Early clinical trial results to be presented by Dana-Farber Cancer Institute investigators show that a drug that has become a mainstay of multiple myeloma treatment may outperform alternative therapies in re-establishing the immune system of patients who have received stem cell transplants from unrelated, partially matched donors.
These results will be presented at the American Society of Hematology's (ASH) annual meeting on Sunday, Dec. 6 (Abstract 48, Ernest N. Morial Convention Center, Room 243-245, 5:45 pm CT).
The trial was designed to determine whether the drug bortezomib (trade name Velcade), when added to routine agents (tacrolimus, methotrexate), can improve control of graft-versus-host disease (GVHD) and improve immune system recovery following a transplant from a mismatched-unrelated donor. GVHD is a common and potentially severe side effect of blood-forming stem cell transplants, in which donor immune cells attack normal patient cells and tissues. GVHD is more frequent in patients receiving transplants from mismatched-unrelated donors (in comparison with matched-related donors).

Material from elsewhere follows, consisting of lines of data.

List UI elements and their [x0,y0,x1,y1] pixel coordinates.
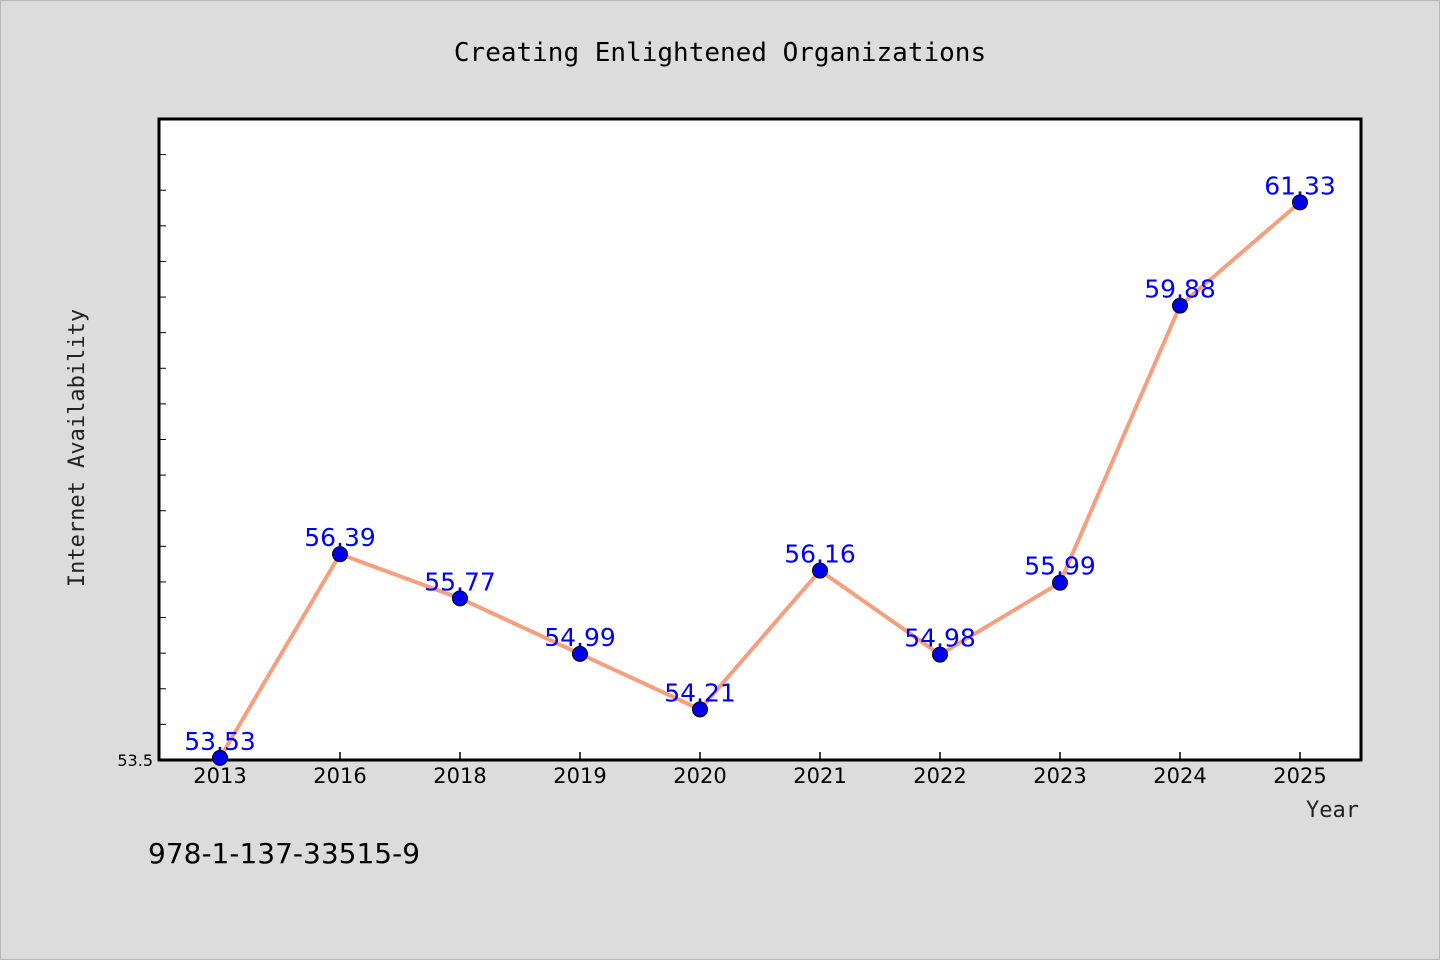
x-tick-label: 2024 [1153,764,1206,788]
data-label: 54.21 [664,678,736,707]
data-label: 54.98 [904,624,976,653]
data-label: 55.77 [424,567,496,596]
data-point-marker [572,645,588,662]
x-tick-label: 2016 [313,764,366,788]
data-point-marker [452,590,468,607]
x-axis-label: Year [1306,798,1359,823]
series-line [218,200,1302,759]
data-point-marker [332,546,348,563]
data-point-marker [212,749,228,766]
chart-title: Creating Enlightened Organizations [454,38,986,68]
x-tick-label: 2022 [913,764,966,788]
data-label: 61.33 [1264,171,1336,200]
data-point-marker [812,562,828,579]
series-markers [212,194,1308,766]
x-tick-label: 2025 [1273,764,1326,788]
data-point-marker [692,701,708,718]
plot-area [157,117,1363,762]
data-label: 56.39 [304,523,376,552]
data-point-marker [1052,574,1068,591]
x-tick-label: 2019 [553,764,606,788]
y-tick-label: 53.5 [117,751,153,770]
data-label: 59.88 [1144,275,1216,304]
x-tick-label: 2018 [433,764,486,788]
data-label: 56.16 [784,540,856,569]
data-point-marker [932,646,948,663]
data-label: 55.99 [1024,552,1096,581]
data-point-marker [1292,194,1308,211]
series-data-labels: 53.53 56.39 55.77 54.99 54.21 56.16 54.98 55.99… [184,171,1336,756]
isbn-footer-text: 978-1-137-33515-9 [148,837,420,870]
y-axis-label: Internet Availability [65,309,90,587]
x-tick-label: 2021 [793,764,846,788]
data-point-marker [1172,297,1188,314]
x-axis-ticks [219,752,1301,760]
data-label: 54.99 [544,623,616,652]
x-axis-tick-labels: 2013 2016 2018 2019 2020 2021 2022 2023 2024 2025 [193,764,1326,788]
series-polyline [218,200,1302,759]
x-tick-label: 2020 [673,764,726,788]
y-axis-ticks [159,118,166,761]
x-tick-label: 2023 [1033,764,1086,788]
x-tick-label: 2013 [193,764,246,788]
data-label: 53.53 [184,727,256,756]
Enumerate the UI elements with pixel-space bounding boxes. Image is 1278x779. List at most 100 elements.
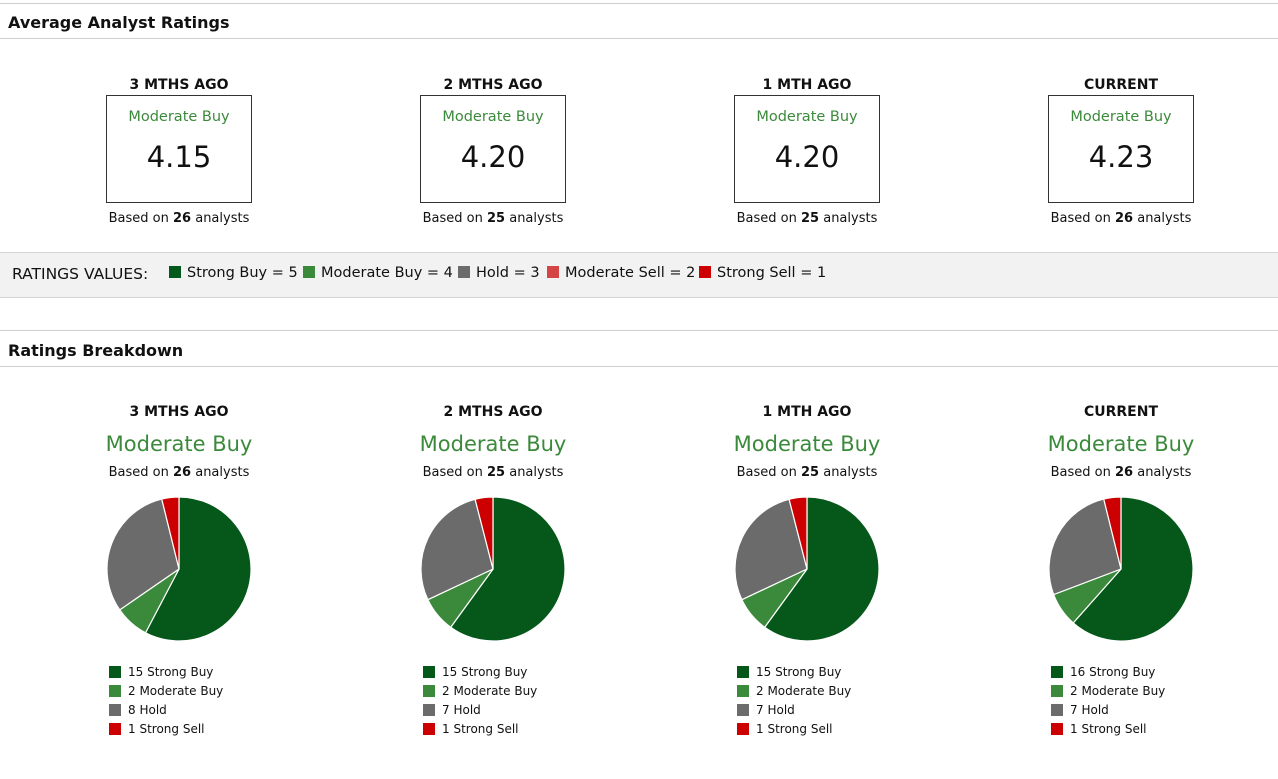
- period-label: 2 MTHS AGO: [443, 404, 543, 420]
- rating-box: Moderate Buy 4.15: [106, 95, 252, 203]
- avg-period-card: 1 MTH AGO Moderate Buy 4.20 Based on 25 …: [657, 76, 957, 226]
- pie-legend-label: 2 Moderate Buy: [128, 684, 224, 698]
- pie-legend-item: 2 Moderate Buy: [737, 684, 851, 703]
- swatch-icon: [1051, 666, 1063, 678]
- rating-box: Moderate Buy 4.23: [1048, 95, 1194, 203]
- analyst-count: Based on 26 analysts: [1050, 465, 1192, 480]
- pie-slice: [1048, 498, 1122, 596]
- average-ratings-title: Average Analyst Ratings: [8, 13, 230, 32]
- pie-legend-label: 2 Moderate Buy: [442, 684, 538, 698]
- pie-legend-label: 1 Strong Sell: [1070, 722, 1147, 736]
- rating-label: Moderate Buy: [1070, 109, 1172, 125]
- swatch-icon: [699, 266, 711, 278]
- pie-legend-label: 7 Hold: [1070, 703, 1109, 717]
- swatch-icon: [109, 685, 121, 697]
- pie-slice: [734, 498, 808, 601]
- pie-legend-label: 7 Hold: [442, 703, 481, 717]
- pie-slice: [788, 496, 808, 570]
- analyst-count: Based on 25 analysts: [736, 465, 878, 480]
- pie-slice: [144, 496, 252, 642]
- swatch-icon: [737, 666, 749, 678]
- ratings-values-bar: RATINGS VALUES: Strong Buy = 5 Moderate …: [0, 252, 1278, 298]
- ratings-breakdown-header: Ratings Breakdown: [0, 330, 1278, 367]
- rating-box: Moderate Buy 4.20: [734, 95, 880, 203]
- pie-legend-label: 15 Strong Buy: [756, 665, 842, 679]
- rating-label: Moderate Buy: [105, 432, 253, 456]
- rating-score: 4.20: [774, 140, 840, 174]
- pie-legend: 15 Strong Buy 2 Moderate Buy 7 Hold 1 Stron…: [423, 665, 537, 741]
- pie-slice: [1103, 496, 1122, 570]
- pie-legend-label: 8 Hold: [128, 703, 167, 717]
- pie-slice: [161, 496, 180, 570]
- breakdown-card: 1 MTH AGO Moderate Buy Based on 25 analy…: [657, 403, 957, 736]
- rating-label: Moderate Buy: [1047, 432, 1195, 456]
- pie-legend-item: 7 Hold: [423, 703, 537, 722]
- ratings-breakdown-title: Ratings Breakdown: [8, 341, 184, 360]
- rating-score: 4.23: [1088, 140, 1154, 174]
- swatch-icon: [423, 723, 435, 735]
- pie-legend-item: 8 Hold: [109, 703, 223, 722]
- period-label: 3 MTHS AGO: [129, 77, 229, 93]
- ratings-pie-chart: [106, 496, 252, 642]
- pie-legend-label: 1 Strong Sell: [756, 722, 833, 736]
- swatch-icon: [423, 704, 435, 716]
- pie-legend-item: 1 Strong Sell: [423, 722, 537, 741]
- pie-legend-label: 2 Moderate Buy: [1070, 684, 1166, 698]
- ratings-pie-chart: [734, 496, 880, 642]
- swatch-icon: [737, 704, 749, 716]
- avg-period-card: 2 MTHS AGO Moderate Buy 4.20 Based on 25…: [343, 76, 643, 226]
- pie-legend-item: 2 Moderate Buy: [423, 684, 537, 703]
- swatch-icon: [1051, 723, 1063, 735]
- rating-label: Moderate Buy: [419, 432, 567, 456]
- swatch-icon: [1051, 704, 1063, 716]
- pie-legend: 15 Strong Buy 2 Moderate Buy 7 Hold 1 Stron…: [737, 665, 851, 741]
- pie-legend-item: 1 Strong Sell: [737, 722, 851, 741]
- pie-slice: [474, 496, 494, 570]
- pie-legend-item: 2 Moderate Buy: [109, 684, 223, 703]
- pie-legend-item: 7 Hold: [737, 703, 851, 722]
- avg-period-card: CURRENT Moderate Buy 4.23 Based on 26 an…: [971, 76, 1271, 226]
- pie-legend-item: 7 Hold: [1051, 703, 1165, 722]
- pie-legend: 15 Strong Buy 2 Moderate Buy 8 Hold 1 Stron…: [109, 665, 223, 741]
- rating-score: 4.20: [460, 140, 526, 174]
- analyst-count: Based on 26 analysts: [108, 211, 250, 226]
- pie-legend-item: 1 Strong Sell: [109, 722, 223, 741]
- swatch-icon: [423, 685, 435, 697]
- breakdown-card: 2 MTHS AGO Moderate Buy Based on 25 anal…: [343, 403, 643, 736]
- swatch-icon: [169, 266, 181, 278]
- pie-legend-item: 16 Strong Buy: [1051, 665, 1165, 684]
- swatch-icon: [547, 266, 559, 278]
- analyst-count: Based on 26 analysts: [108, 465, 250, 480]
- ratings-pie-chart: [420, 496, 566, 642]
- rating-label: Moderate Buy: [733, 432, 881, 456]
- analyst-count: Based on 25 analysts: [422, 465, 564, 480]
- pie-legend-label: 2 Moderate Buy: [756, 684, 852, 698]
- pie-legend-item: 15 Strong Buy: [423, 665, 537, 684]
- pie-slice: [420, 498, 494, 601]
- pie-legend-label: 16 Strong Buy: [1070, 665, 1156, 679]
- pie-slice: [449, 496, 566, 642]
- rating-label: Moderate Buy: [442, 109, 544, 125]
- period-label: CURRENT: [1083, 77, 1159, 93]
- pie-slice: [763, 496, 880, 642]
- rating-value-item: Moderate Sell = 2: [547, 265, 695, 281]
- swatch-icon: [458, 266, 470, 278]
- swatch-icon: [1051, 685, 1063, 697]
- analyst-count: Based on 25 analysts: [736, 211, 878, 226]
- ratings-pie-chart: [1048, 496, 1194, 642]
- rating-value-item: Hold = 3: [458, 265, 540, 281]
- pie-legend-label: 1 Strong Sell: [442, 722, 519, 736]
- pie-legend-label: 1 Strong Sell: [128, 722, 205, 736]
- period-label: 1 MTH AGO: [762, 77, 852, 93]
- pie-legend-item: 15 Strong Buy: [737, 665, 851, 684]
- pie-legend-label: 15 Strong Buy: [128, 665, 214, 679]
- avg-period-card: 3 MTHS AGO Moderate Buy 4.15 Based on 26…: [29, 76, 329, 226]
- rating-label: Moderate Buy: [756, 109, 858, 125]
- analyst-count: Based on 26 analysts: [1050, 211, 1192, 226]
- swatch-icon: [109, 723, 121, 735]
- pie-legend-label: 7 Hold: [756, 703, 795, 717]
- breakdown-card: 3 MTHS AGO Moderate Buy Based on 26 anal…: [29, 403, 329, 736]
- pie-slice: [106, 498, 180, 611]
- rating-value-item: Moderate Buy = 4: [303, 265, 453, 281]
- period-label: 3 MTHS AGO: [129, 404, 229, 420]
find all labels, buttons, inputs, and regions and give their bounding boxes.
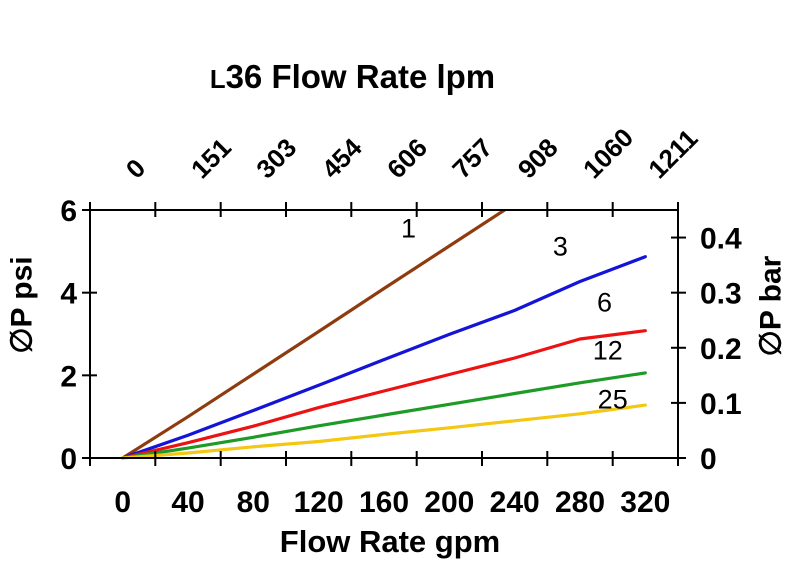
series-group — [121, 210, 647, 460]
series-line-1 — [121, 210, 508, 460]
y-right-tick-label: 0.2 — [700, 333, 742, 366]
y-left-tick-label: 2 — [60, 360, 77, 393]
series-line-6 — [121, 329, 647, 460]
y-left-tick-label: 4 — [60, 278, 77, 311]
y-axis-title-left: ∅P psi — [5, 256, 39, 354]
x-bottom-tick-label: 160 — [359, 486, 409, 519]
y-left-tick-label: 0 — [60, 443, 77, 476]
x-top-tick-label: 757 — [446, 132, 498, 184]
y-right-tick-label: 0.1 — [700, 388, 742, 421]
y-left-tick-label: 6 — [60, 195, 77, 228]
x-bottom-tick-label: 80 — [237, 486, 270, 519]
series-line-3 — [121, 255, 647, 460]
series-label-3: 3 — [553, 231, 568, 261]
x-top-tick-label: 151 — [185, 132, 237, 184]
x-top-tick-label: 908 — [512, 132, 564, 184]
x-bottom-tick-label: 280 — [555, 486, 605, 519]
y-right-tick-label: 0.4 — [700, 223, 742, 256]
x-top-tick-label: 0 — [120, 153, 151, 184]
series-label-6: 6 — [597, 288, 612, 318]
x-bottom-tick-label: 320 — [620, 486, 670, 519]
y-right-tick-label: 0.3 — [700, 278, 742, 311]
x-top-tick-label: 303 — [250, 132, 302, 184]
x-top-tick-label: 1060 — [577, 122, 639, 184]
series-label-1: 1 — [401, 214, 416, 244]
x-axis-title-bottom: Flow Rate gpm — [279, 524, 501, 559]
series-label-25: 25 — [598, 384, 628, 414]
x-top-tick-label: 606 — [381, 132, 433, 184]
x-bottom-tick-label: 200 — [424, 486, 474, 519]
x-bottom-tick-label: 40 — [171, 486, 204, 519]
x-top-tick-label: 454 — [316, 132, 368, 184]
x-bottom-tick-label: 240 — [490, 486, 540, 519]
plot-border — [89, 209, 679, 459]
x-top-tick-label: 1211 — [642, 123, 703, 184]
x-bottom-tick-label: 120 — [294, 486, 344, 519]
x-bottom-tick-label: 0 — [114, 486, 131, 519]
series-label-12: 12 — [593, 336, 623, 366]
y-axis-title-right: ∅P bar — [754, 255, 788, 357]
series-line-12 — [121, 371, 647, 460]
series-line-25 — [121, 403, 647, 460]
y-right-tick-label: 0 — [700, 443, 717, 476]
chart-title: L36 Flow Rate lpm — [209, 58, 496, 95]
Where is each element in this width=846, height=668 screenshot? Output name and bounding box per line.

Based on bortezomib's effect in preclinical models, and in multiple myeloma patients who have received donor stem cell transplants, Dana-Farber's John Koreth, MBBS, DPhil, and colleagues theorized that it could help control the overactivity of immune cells responsible for GVHD in stem cell transplant patients.
Bortezomib inhibits the activity of antigen-presenting cells, which help initiate the immune attack in GVHD, and reduces activity of an important protein called nuclear factor-B in T cells, which undertake the immune attack. In preclinical studies, bortezomib has been shown to selectively deplete T cells that can target patients' normal cells. Mouse transplant studies have shown that early administration of bortezomib protects against GVHD without reducing the transplanted stem cells' ability to settle in the bone marrow.
The new, Phase 1 clinical trial involved 23 patients who received bortezomib-based therapy (bortezomib, tacrolimus, and methotrexate) after reduced-intensity stem cell transplants from mismatched-unrelated donors. Three dosage levels of bortezomib were tested. In updated results on 35 bortezomib-based mismatched-unrelated patients reported at ASH, GVHD rates and extent of immune system reconstitution were compared with patients who had received sirolimus-based therapy (sirolimus, tacrolimus, and methotrexate) after transplants from matched-related donors, matched-unrelated donors, and mismatched-unrelated donors.
The results show that the bortezomib-based therapy was safe and had little toxicity. Transplanted stem cells took root, or "engrafted" reliably, and the rate of GVHD in the bortezomib-based mismatched-unrelated transplants was comparable to that in sirolimus-based matched-related transplants. Interestingly, immune cell reconstitution was significantly improved in the bortezomib-based patients in the early post-transplant period (3-6 months), compared with the sirolimus-based patients.
"Our results suggest that borezomib is a promising novel immunomodulatory agent in donor stem-cell transplantation," Koreth says. "A Phase 2 trial is now accruing patients to help determine its ultimate effectiveness."